17 October 2016

Blurring the lines.


When you wear a lot of hats, there's a good possibility that you're going to show up to the wrong party in the wrong hat. Chronic fish out of wateritis. It's taken me an unspeakable number of years to decide that it's not that big of a deal. I just wear the wrong hat and roll with it.

Is that just a few steps from wearing jammie bottoms and crocs to the market? Even if it's just the market across the street, where the Korean guy behind the counter never even looks up from the Korean soap opera on his tiny tv? If he doesn't look up, am I even wearing them?


This used to feel mortifying. I could never figure out what hat I was supposed to wear. So at the barn,  I felt dumb in an artist hat. But not so dumb in the dog hat. At the dog show, weird to wear a horse hat. But the art hat could look pretty ok. Wife hat? Friend hat? Would a carny wear that to a bar? Horse hat at the art, just so wrong.

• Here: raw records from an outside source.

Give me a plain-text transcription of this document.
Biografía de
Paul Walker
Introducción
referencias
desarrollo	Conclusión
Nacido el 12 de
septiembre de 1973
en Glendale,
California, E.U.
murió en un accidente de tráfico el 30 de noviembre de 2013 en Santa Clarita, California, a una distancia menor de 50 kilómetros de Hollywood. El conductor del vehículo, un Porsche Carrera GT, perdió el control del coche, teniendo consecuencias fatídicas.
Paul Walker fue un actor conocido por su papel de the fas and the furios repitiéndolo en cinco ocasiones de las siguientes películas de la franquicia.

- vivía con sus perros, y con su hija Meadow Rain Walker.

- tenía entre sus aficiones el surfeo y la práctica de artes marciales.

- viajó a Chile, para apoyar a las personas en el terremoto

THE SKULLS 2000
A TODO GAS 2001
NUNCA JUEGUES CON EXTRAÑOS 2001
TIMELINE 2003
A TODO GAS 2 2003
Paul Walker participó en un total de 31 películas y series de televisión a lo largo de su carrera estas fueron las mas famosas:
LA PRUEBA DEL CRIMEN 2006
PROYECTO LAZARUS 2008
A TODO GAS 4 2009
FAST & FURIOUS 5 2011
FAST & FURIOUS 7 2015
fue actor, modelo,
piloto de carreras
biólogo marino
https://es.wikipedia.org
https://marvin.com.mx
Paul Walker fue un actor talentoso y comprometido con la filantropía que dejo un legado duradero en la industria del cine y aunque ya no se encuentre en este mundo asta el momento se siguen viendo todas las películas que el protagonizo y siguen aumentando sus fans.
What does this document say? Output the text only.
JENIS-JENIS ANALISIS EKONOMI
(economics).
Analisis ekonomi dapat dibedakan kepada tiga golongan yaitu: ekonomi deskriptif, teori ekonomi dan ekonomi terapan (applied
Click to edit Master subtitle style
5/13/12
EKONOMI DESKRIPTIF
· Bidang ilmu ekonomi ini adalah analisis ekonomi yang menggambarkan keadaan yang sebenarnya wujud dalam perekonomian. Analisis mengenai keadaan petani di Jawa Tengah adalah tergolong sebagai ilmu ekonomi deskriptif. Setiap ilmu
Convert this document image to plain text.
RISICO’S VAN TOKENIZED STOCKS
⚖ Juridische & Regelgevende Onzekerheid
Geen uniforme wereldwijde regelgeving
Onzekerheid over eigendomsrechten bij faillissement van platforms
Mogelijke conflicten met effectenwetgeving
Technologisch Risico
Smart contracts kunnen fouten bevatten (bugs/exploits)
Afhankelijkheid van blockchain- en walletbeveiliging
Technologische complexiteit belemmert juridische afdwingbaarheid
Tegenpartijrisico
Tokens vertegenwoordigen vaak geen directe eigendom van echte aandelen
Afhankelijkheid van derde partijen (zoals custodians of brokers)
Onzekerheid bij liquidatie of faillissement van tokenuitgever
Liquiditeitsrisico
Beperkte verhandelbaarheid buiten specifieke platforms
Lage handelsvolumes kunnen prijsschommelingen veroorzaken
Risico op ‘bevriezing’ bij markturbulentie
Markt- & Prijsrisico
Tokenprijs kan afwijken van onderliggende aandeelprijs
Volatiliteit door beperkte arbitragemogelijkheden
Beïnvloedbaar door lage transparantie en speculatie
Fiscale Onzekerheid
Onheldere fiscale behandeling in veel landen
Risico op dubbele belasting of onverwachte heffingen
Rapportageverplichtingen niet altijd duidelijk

And god forbid at an art thing, wear a dog hat. Even though, isn't that festival wear, to dress up like a spirit animal? Pelts and such. It's a hat though, not as simple as just toting around an underarm dog. And the designer hat, really a jaunty cap, does it make the art hat look bigger or does it just make my ass look fat?

Sometimes throwing hats on and off at a run, in the car, on a flight of stairs, reaching up and realizing, yeah, wrong hat. Needing to improvise. Knowing that probably, my hat's a little bit unraveled and has visible puckered seams. Nothing to do but roll on.


I had this phase for a while, before we slunk out into the woods, I went camo. I had camo pants, actually they were skinny jeans with moto detailing that I got at a red lined super discount sale at the gap. So weird zippers in an unflattering spot. Even trying to wear camo in the bush, I ended up with the wrong kind. But they did have stretch. I so much needed to blend, so that if found out, I could just fade back into the brush and vanish, just like that.

I was building a giant map, so I took a notebook and document almost every step I took. A project now on hold. I had a compass. Was that a cartographer hat? Woodsman? Artist? I think I have a camo beanie around here somewhere, that I tucked my hair up into, I guess I looked more like a tree that way. This look was useful though, for when I was painting out there, needing to move fast and be undercover, I really could just fade into the bush, and then run.

It was satisfying to know, I did belong there. Claimed the forest as my own. Like when I pull on my boots when I walk into the barn. I've always done this. Walk in and put on my boots, right then and there. I own those steps. I take them off just before I shut of the lights to go home.

I put on my waterproof, super nubby sneakers just as often now, to keep my socks dry and keep me standing when I'm sprinting to the next position. Showing Banksy the correct arm matched up with correct shoulders. And sometimes they let Gooey go in the tunnel.


Lately I'm getting better at blurring the lines. And not being so worried about the wrong hat. Maybe it's my glasses. I think I need another pair again. Everything looks soft, I want to hit it with an unsharp mask. Twice. My favorite food used to be Swanson TV dinner. Salisbury steak or turkey and gravy in the large foil compartment. Cobbler up top. Peas and carrots to the side, and mashed potatoes, covered with a papery film, to the left. Nothing could touch nothing else. So lovely and so orderly, entirely predictable. There was zero blur. Every compartment a unique color, texture, and chemical, packed lovingly by a robot into a shallow disposable tray.


Right now, the dog blurs into the horse blurs into the design blurs into the art blurs into the house blurs into the forest blurs into the blog. Nothing's really getting done. My house is a mess, and I can't find the pink slip to my car. The blur means the floor can be dirty though, dirt doesn't show up so good. Time's just moving too fast to take care of all the things. There's money to be made, dogs to play with, people to see.

So, oh, hi! I haven't forgotten you. I think about you all the time. My thinkers are stuck on being a little blurry. We're here and we're doing our best. If I don't always get a hat on, at least I wad a headband up there into the hair nest and pretend it's a good hat. The right one. Maybe the wrong one. Maybe a blurry one.

I hope it doesn't make my skull look like my hairline's receding. Goes along with the jammies and the crocs.

It will get wet, because it's raining and we'll at least walk one loop in the woods. Til then, good night.



1 comment:

Anonymous said...

I don't wear hats much but at an agility seminar the Seminaress told me to get a headband so my dog could see my face. So now I wear '50s housewife headbands. It's much easier to see what's going on. Glad you posted and things are going well?